Accessible only by ferry, boat or plane, the island attracts a see-and-be-seen crowd that includes former President Barack Obama and first lady Michelle Obama and Hollywood headliners like Bill Murray, Reese Witherspoon, Spike Lee and Michael J. Fox. But visitors with less-than-Leo-DiCaprio name recognition who don’t use “summer” as a verb won’t feel out of place in the Vineyard’s low-key boutiques, galleries and eateries, where sandals, shorts and relaxed weekend wear are the order of the day. Groups won’t find malls, big restaurant and hotel chains, or traffic lights — although Leo might be queueing up for chowder at The Wharf Pub, fried clams at The Quarterdeck or apple fritter ice cream at Mad Martha’s.
Iconic Experiences
Seafood is a New England staple, and no visit is complete without experiencing a classic clambake. Options range from cook-your-own to casual buffets and white-linen affairs, leaving happy guests stuffed with local lobsters, clams, mussels, corn, potatoes and sausages. Groups of up to 20 can board Cottage City Oyster’s 31-foot tour boat, Leeward, and embark on an educational visit to the oyster farms, where shuckers will prepare a floating raw bar of fresh-from-the-sea bivalves accompanied by cocktail sauce, hot sauces and lemons. Water is included, but groups are welcome to bring their favorite drinks, like locally brewed craft beers from Offshore Ale Company or Bad Martha Farmer’s Brewery. While four of the island’s six towns are “dry,” most establishments encourage guests to bring their own alcoholic beverages.
For a small island, the Vineyard boasts abundant opportunities for appreciating nature, with 30% of the land designated for conservation. Felix Neck Wildlife Sanctuary has nearly 200 acres and miles of trails winding through salt marsh, ponds, meadows and shoreline. Birders will find more than 300 species of birds, including herons, egrets, osprey, warblers, woodpeckers, peregrine falcons and hawks. Harbor and gray seals haul up on beaches and sandbars. For the safety of visitors and wildlife alike, groups should admire the seals from at least 50 yards away and never approach pups.
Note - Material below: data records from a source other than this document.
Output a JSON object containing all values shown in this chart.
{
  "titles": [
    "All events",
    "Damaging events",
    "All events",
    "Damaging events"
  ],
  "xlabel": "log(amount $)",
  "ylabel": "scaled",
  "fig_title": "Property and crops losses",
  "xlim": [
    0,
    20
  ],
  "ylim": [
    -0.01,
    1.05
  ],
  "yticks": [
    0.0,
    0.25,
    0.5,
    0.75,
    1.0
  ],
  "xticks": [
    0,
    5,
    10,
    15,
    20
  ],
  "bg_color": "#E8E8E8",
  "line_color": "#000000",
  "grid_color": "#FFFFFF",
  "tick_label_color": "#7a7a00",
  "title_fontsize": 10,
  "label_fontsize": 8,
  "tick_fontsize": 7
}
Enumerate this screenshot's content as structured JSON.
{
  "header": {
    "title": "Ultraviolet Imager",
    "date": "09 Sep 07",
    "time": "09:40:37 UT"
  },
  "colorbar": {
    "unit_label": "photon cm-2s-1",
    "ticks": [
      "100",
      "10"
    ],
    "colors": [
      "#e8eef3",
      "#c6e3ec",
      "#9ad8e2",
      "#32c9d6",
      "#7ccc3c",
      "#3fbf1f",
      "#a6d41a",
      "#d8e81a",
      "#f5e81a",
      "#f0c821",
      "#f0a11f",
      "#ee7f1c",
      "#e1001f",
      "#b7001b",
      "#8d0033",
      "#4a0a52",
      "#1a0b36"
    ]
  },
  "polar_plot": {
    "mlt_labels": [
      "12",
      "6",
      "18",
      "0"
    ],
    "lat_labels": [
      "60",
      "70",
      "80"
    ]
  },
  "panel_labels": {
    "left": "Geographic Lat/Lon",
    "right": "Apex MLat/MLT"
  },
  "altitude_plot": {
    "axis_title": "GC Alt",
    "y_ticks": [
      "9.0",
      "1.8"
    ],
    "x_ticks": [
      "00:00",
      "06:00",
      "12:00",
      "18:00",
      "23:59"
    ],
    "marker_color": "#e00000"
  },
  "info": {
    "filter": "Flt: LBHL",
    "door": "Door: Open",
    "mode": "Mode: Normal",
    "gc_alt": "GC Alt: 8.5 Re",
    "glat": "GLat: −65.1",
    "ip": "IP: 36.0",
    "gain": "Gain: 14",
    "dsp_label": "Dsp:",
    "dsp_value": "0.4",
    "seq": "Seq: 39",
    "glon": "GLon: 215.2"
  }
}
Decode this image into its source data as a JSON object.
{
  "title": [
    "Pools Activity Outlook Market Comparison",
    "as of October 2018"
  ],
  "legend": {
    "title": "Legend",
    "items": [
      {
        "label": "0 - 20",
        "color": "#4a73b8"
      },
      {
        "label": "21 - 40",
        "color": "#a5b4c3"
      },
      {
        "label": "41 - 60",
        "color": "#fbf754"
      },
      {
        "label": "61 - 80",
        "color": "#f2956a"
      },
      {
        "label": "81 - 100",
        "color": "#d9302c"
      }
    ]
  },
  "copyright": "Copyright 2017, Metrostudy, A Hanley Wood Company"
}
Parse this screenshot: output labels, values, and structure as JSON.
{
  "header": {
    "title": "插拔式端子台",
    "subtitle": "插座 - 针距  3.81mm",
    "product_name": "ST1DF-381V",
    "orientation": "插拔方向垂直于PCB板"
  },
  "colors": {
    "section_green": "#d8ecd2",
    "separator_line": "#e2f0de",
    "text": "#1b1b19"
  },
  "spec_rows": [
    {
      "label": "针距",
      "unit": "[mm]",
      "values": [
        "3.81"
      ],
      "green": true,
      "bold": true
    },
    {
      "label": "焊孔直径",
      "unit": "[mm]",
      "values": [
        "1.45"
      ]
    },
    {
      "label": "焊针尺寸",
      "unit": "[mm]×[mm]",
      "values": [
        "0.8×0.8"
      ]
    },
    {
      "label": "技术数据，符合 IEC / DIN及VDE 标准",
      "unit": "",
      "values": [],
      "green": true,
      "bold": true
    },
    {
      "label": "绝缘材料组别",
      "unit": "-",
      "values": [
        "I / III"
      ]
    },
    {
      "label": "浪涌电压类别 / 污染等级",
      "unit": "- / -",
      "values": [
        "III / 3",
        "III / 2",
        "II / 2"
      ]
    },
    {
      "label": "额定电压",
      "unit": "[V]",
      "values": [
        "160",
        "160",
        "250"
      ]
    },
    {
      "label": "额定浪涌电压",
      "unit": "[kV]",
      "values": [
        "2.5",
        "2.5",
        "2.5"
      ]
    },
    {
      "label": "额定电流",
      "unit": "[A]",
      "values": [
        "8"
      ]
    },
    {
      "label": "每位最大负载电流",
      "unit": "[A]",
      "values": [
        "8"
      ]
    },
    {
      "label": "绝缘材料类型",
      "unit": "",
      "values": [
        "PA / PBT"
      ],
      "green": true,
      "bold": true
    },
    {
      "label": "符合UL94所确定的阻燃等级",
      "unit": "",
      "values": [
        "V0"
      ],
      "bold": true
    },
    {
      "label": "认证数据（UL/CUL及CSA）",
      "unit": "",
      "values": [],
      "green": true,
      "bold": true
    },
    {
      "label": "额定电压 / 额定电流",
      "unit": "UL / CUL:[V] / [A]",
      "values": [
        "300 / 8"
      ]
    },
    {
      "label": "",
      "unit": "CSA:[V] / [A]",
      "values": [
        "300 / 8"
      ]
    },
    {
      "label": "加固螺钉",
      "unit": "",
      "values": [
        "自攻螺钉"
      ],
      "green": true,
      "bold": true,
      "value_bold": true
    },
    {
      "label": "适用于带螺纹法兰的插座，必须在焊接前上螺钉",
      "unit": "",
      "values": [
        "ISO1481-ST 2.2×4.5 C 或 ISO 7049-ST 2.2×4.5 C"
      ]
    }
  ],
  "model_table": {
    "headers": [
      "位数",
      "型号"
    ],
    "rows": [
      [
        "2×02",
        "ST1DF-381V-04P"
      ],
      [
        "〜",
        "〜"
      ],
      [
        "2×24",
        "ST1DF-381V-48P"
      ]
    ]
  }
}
Artists have long been attracted to Martha’s Vineyard, and painters, photographers, potters, glassblowers and more create and display their wares in the island’s many art centers, galleries and studios. The calendar is packed with festivals and performances throughout the year, including three film festivals, a book series with internationally renowned authors, and festivities centered around jazz, dance, kites, fireworks and Native American crafts. During July and August, Martha’s Vineyard Playhouse stages weekly Shakespeare performances at the Tisbury Amphitheatre.
Summer is peak season, but groups visiting in cooler months will find a welcoming (and less-crowded) enclave with plenty of activities and adventures.
“When you come here, you can really slow down, and you can connect,” Ashton said. “To me, that’s something that’s truly authentic about this place. Martha’s Vineyard is a very special place. And when people come, they seem to always want to come back.”